The Māori King, Te Arikinui Tuheitia Paki, can trace his position as king back to the 1850s when tribes from all over the country discussed the notion of appointing a king. Rapid European population growth was putting pressure on Māori to sell land, and there was a sense that Māori were losing control of their own affairs.
Pōtatau Te Wherowhero 1858–60
Matutaera Tāwhiao 1860–94
Te Rata 1912–33
Te Ātairangikaahu 1966–2006
Tuheitia Paki 2006–
The first king, Pōtatau Te Wherowhero was selected because he had the mana necessary to hold such a position. His coronation in 1858 established a dynasty. His son Tawhiao became king in 1860, and led the movement during the difficult times of the Waikato War of 1863–4 and land confiscations that followed. These were crucial times for the fledgling movement. Tawhiao, who was also a prophet, led his people into exile south of Te Awamutu, an area now known as the King Country. He managed to keep the Kingitanga together when it was viewed as a direct threat to the authority of the British Crown and to European settlement in general.
In 1894 Tawhiao was succeeded by his son Mahuta.
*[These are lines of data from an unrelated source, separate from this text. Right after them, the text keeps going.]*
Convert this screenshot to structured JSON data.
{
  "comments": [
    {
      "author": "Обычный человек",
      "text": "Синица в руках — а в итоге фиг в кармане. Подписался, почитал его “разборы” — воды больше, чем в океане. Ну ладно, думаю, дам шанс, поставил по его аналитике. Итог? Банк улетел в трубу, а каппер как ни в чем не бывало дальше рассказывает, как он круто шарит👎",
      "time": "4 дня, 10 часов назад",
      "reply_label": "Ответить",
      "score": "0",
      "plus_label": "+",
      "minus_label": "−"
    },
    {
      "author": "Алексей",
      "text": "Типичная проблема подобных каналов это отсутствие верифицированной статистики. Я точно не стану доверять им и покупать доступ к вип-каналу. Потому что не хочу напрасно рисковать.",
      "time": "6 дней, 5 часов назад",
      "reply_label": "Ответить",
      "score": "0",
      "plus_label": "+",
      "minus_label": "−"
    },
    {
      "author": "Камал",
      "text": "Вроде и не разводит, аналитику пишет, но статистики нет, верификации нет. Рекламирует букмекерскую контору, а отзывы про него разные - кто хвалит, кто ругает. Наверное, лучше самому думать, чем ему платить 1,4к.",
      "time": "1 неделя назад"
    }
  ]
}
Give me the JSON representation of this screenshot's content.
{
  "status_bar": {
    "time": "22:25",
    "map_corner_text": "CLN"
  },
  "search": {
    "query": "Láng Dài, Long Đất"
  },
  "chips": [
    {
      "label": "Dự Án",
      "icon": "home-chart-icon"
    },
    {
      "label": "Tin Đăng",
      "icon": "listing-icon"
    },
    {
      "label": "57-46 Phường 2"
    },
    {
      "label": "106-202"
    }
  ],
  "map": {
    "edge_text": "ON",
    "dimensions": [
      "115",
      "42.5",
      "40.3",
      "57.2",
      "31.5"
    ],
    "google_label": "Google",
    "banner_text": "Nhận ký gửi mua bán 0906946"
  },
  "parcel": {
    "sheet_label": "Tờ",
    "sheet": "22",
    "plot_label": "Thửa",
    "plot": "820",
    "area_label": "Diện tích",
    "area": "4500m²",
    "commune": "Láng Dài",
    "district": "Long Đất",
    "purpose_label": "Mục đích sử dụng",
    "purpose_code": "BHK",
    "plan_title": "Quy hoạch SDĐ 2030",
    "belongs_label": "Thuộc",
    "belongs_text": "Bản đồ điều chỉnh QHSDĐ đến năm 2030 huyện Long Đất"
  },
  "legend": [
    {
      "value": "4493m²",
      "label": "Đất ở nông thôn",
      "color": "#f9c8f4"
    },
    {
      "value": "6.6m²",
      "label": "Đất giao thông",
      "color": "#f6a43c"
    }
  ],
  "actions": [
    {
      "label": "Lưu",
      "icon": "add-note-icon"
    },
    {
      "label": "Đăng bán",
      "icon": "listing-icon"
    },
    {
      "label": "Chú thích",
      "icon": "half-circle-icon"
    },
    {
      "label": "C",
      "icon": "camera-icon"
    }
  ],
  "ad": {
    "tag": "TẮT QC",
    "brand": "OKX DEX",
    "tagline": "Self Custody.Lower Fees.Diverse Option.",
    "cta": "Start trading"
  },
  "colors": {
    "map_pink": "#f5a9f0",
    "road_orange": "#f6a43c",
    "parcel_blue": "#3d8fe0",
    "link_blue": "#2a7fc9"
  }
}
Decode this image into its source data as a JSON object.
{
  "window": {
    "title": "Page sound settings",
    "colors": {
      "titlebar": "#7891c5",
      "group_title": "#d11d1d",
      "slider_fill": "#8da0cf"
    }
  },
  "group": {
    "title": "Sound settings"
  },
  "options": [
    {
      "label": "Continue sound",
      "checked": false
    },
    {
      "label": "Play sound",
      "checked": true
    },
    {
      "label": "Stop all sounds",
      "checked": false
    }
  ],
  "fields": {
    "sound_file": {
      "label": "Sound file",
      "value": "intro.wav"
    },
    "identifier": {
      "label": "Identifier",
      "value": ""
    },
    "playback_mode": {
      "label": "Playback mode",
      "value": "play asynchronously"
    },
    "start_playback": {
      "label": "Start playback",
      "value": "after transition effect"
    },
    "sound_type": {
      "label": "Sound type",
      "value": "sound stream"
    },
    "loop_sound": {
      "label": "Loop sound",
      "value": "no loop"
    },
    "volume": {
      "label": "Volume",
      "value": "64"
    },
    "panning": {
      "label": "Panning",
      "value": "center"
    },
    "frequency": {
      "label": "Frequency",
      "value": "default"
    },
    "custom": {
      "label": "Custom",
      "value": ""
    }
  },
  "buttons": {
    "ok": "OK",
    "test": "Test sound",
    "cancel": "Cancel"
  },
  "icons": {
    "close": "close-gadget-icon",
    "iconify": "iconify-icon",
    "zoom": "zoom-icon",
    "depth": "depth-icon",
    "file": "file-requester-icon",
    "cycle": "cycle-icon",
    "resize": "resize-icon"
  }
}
His reign represented a shift in the formal relationship between the Kingitanga and government. Mahuta became a member of the Legislative Council and the Executive Council of Parliament, thus involving the Kingitanga in mainstream politics.
From 1912 Mahuta's son, Te Rata, continued the work of his father by negotiating with the New Zealand government and the British Crown and by seeking redress for grievances. His son Korokī was assisted during his reign (1933–66) by his aunt, Te Puea Herangi. When Korokī died, his daughter Te Atairangikaahu became the Kingitanga's first woman leader.